Kristin van Ogtrop and I are so much alike.
I mean, apart from the whole editor-in-chief of Real Simple magazine thing. And the published author thing. And the myriad speaking engagements thing.
Apart from those things, we are basically kindred spirits. She has a job; I have a job. She has kids; I have kids. Her book is called "Just Let Me Lie Down: Necessary Terms for the Half-Insane Working Mom" (Back Bay Books); I end every night of every week begging my children to, please, seriously, just let me lie down.
But here's the clincher: In addition to those similarities (uncanny, aren't they?), she — like me — was well into adulthood before she realized she was a grown-up.
"I have two distinct times when I finally felt like a grown-up," she told me. "One personal and one professional." (We'll get to those in a minute.)
She's actually a step ahead of me. I still spend many, many moments wondering when I'll finally feel like a grown-up.
I recently hosted a dinner party with no napkins.
"Where do you keep your napkins?" my friend asked. "I'll set them out!"
They're … um … gosh, I think I'm out of napkins! Crazy!
"Oh, that's OK! We can use paper towels."
They're … um .. gosh, I think I'm out of paper towels too!
"Oh! No biggie! Let's break out your cloth napkins!"
Yeah, so, I don't really own cloth napkins!
We used Kleenex. It was funny and, also, sad.
Am I waiting for some defining moment to hurl me into adulthood? Some stark, unmistakable sign that I am really, truly, the one in charge here?

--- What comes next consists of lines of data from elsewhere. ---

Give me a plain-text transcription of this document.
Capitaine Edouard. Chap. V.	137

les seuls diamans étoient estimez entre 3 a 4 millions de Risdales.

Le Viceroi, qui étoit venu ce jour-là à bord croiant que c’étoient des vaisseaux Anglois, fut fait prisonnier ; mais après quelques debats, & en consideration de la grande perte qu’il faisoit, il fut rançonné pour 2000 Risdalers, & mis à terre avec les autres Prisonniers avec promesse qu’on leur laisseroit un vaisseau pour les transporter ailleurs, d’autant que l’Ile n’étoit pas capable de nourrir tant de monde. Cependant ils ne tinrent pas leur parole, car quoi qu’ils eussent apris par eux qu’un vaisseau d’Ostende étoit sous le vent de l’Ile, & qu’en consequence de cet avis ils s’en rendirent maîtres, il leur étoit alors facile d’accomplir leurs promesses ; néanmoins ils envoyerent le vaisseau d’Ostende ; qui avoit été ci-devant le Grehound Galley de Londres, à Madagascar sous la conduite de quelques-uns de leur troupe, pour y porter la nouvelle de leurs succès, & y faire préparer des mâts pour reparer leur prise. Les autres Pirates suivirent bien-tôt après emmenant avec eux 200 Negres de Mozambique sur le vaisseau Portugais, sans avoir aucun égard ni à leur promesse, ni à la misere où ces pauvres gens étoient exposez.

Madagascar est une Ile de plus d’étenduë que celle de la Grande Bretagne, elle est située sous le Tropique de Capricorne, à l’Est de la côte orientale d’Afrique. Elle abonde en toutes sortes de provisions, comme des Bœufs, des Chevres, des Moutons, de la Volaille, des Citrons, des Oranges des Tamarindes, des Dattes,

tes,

I reached out to some people I admire — people whose lives are full of career success and family obligations and, best of all, wisdom — to ask when they finally felt like grown-ups.
"I'm grown up?" replied Dana Suskind, a cochlear implant surgeon at University of Chicago Comer Children's Hospital and mom of three who, in her free time, launched a program to improve language skills among impoverished kids.
That made me feel better. But I wanted answers. She had a few.
"Hearing 'Dr. Suskind' for the first time and realizing they weren't talking about my father," she said. "Hosting my first Thanksgiving with my entire family. I had it catered."